Well, then today is your lucky day.
Texas Agriculture Commissioner Sid Miller and conservative activist Dr. Steven Hotze, a prolific litigant, are suing Lt. Gov. Dan Patrick for requiring COVID-19 tests for entry into the Texas Senate gallery and committee hearings.
In the 18-page suit filed in Travis County court, Miller and Hotze argue the Senate rule violates the Texas Constitution and Open Meetings Act and ask the court to block the rule. Patrick’s spokesman did not immediately respond to a request for comment.
“Gov. Abbott is opening up businesses while Patrick is shutting down the people’s access to their government,” the plaintiffs’ attorney Jared Woodfill said in a statement.
Members of the public wishing to view proceedings must receive a wristband that indicates a negative COVID-19 test. The rule was established to prevent the spread of the virus at the statehouse, which proved to be hotspots in other states.
The lawsuit says the Senate rule “unreasonably restricts speech” by mandating a “medical procedure as a prerequisite” and violates the right to free speech guaranteed by the Texas Constitution.
“The constitutional mandate that the legislative session be ‘open’ supersedes any statutory emergency authority that may otherwise apply to the Senate,” the suit reads, noting Hotze had tried to enter on March 2 but was denied entry when he refused a COVID-19 test.
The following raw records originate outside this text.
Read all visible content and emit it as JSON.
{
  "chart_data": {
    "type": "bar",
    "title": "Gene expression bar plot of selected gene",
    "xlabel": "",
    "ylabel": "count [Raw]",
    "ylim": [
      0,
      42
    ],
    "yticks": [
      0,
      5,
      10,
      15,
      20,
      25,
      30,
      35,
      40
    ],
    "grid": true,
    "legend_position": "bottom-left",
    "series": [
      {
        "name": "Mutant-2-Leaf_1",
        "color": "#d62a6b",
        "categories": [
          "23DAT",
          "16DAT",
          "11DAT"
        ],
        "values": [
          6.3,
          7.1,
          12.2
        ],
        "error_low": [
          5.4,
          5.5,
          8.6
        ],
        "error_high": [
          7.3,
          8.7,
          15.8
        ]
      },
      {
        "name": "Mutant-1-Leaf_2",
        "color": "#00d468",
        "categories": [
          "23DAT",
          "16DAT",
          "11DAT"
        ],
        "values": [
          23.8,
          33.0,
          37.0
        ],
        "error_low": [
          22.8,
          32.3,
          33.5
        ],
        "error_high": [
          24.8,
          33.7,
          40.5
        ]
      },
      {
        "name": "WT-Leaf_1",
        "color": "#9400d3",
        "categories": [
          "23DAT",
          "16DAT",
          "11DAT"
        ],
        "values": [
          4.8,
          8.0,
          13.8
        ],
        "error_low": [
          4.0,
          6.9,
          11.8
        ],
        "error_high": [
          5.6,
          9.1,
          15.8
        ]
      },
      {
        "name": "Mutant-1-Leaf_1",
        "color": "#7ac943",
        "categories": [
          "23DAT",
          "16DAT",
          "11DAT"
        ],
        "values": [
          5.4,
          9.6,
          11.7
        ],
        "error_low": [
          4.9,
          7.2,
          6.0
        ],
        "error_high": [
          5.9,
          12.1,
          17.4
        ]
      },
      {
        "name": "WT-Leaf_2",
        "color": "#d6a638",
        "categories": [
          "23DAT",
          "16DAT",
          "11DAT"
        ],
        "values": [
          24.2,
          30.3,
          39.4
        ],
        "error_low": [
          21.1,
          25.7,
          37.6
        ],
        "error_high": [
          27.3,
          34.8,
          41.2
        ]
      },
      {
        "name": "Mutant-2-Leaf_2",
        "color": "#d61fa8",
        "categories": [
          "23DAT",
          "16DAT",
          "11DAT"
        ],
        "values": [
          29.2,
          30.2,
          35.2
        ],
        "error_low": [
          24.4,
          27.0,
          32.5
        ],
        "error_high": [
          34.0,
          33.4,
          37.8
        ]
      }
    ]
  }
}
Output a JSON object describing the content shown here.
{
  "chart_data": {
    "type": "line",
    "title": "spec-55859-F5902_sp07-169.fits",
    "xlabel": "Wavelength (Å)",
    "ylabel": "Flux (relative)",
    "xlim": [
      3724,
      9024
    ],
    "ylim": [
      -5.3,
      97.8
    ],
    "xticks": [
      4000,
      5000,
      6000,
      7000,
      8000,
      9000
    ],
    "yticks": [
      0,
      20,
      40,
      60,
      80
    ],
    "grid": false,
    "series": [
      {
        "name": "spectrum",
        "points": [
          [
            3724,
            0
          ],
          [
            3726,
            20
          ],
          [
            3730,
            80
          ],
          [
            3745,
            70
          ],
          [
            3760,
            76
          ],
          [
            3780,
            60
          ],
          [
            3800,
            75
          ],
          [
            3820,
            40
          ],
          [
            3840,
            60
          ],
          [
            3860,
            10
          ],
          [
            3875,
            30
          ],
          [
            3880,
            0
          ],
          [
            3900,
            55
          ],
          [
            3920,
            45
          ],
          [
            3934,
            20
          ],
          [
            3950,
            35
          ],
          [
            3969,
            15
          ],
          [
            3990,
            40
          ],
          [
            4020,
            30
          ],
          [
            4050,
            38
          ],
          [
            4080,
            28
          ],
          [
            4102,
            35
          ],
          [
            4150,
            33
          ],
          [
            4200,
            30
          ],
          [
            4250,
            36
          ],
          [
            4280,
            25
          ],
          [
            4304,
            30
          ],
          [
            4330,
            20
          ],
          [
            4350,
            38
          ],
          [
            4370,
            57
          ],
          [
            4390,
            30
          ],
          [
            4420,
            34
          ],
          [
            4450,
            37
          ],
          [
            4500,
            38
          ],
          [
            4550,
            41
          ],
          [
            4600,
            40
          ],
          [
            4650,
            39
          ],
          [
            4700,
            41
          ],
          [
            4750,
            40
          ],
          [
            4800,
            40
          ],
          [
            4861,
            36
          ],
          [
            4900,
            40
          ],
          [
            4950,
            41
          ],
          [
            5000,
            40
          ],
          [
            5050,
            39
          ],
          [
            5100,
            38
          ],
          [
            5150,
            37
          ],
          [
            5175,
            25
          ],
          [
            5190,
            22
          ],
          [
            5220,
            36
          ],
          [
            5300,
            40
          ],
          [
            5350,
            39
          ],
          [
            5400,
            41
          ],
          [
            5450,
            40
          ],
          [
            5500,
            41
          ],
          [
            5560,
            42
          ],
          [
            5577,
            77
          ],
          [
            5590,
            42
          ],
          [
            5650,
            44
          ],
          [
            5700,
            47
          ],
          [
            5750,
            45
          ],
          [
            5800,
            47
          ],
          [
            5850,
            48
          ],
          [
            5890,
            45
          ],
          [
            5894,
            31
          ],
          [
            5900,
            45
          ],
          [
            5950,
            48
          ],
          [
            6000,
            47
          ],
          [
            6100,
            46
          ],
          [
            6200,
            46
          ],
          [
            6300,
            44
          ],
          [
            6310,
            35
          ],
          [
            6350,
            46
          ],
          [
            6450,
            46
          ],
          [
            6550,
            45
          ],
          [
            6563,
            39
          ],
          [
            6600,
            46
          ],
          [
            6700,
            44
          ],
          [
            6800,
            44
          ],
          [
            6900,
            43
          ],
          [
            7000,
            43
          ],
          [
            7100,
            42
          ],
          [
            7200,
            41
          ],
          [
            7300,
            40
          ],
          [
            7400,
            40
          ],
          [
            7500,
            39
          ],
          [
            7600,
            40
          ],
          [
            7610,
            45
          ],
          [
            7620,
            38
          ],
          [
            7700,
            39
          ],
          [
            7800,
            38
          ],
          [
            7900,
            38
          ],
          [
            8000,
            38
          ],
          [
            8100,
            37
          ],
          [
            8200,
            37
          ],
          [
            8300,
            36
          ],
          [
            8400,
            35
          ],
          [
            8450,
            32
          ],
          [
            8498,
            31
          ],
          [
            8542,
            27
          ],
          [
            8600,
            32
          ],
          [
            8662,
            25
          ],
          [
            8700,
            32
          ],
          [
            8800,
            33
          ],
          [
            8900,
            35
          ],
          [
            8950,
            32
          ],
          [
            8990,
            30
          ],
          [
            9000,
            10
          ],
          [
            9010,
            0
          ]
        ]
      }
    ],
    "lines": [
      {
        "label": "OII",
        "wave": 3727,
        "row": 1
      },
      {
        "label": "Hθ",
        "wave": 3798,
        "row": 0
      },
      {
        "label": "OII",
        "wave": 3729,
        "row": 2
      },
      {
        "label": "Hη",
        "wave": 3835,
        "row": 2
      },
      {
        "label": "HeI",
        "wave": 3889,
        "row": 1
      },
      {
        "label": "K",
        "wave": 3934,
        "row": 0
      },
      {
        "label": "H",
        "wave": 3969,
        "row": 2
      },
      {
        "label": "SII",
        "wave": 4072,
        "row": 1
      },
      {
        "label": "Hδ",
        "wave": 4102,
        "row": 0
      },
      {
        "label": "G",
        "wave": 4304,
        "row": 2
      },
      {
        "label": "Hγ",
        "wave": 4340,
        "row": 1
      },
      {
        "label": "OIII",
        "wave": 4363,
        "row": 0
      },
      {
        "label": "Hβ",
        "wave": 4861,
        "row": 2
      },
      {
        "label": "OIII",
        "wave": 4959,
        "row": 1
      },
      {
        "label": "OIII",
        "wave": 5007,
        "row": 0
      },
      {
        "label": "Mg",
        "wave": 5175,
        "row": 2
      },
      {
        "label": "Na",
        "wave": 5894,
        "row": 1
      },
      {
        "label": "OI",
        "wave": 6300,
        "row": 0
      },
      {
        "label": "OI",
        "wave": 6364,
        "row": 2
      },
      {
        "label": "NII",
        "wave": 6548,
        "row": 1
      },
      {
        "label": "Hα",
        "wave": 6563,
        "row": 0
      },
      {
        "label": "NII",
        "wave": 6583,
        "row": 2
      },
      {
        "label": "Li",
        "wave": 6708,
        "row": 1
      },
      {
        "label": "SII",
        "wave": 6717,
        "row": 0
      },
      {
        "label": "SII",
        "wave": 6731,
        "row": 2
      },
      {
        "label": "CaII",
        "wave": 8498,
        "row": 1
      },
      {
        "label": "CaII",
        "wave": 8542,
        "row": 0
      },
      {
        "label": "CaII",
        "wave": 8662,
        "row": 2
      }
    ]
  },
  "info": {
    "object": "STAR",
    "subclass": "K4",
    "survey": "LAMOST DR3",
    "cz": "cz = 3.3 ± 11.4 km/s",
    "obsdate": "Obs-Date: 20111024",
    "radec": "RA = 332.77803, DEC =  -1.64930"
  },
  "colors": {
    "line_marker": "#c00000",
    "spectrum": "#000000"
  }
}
See here for some background. I couldn’t find a copy of the lawsuit online, but Jasper Scherer has an image of the first four pages. In the name of preserving my sanity, I did not read them. One does not have to be a lawyer to think that the “free speech” argument here is a stretch, though maybe there’s something to the open meetings claim. I’ve got better things to worry about, so we’ll see what the courts make of it. We know what their recent track record is, I’ll just leave it at that.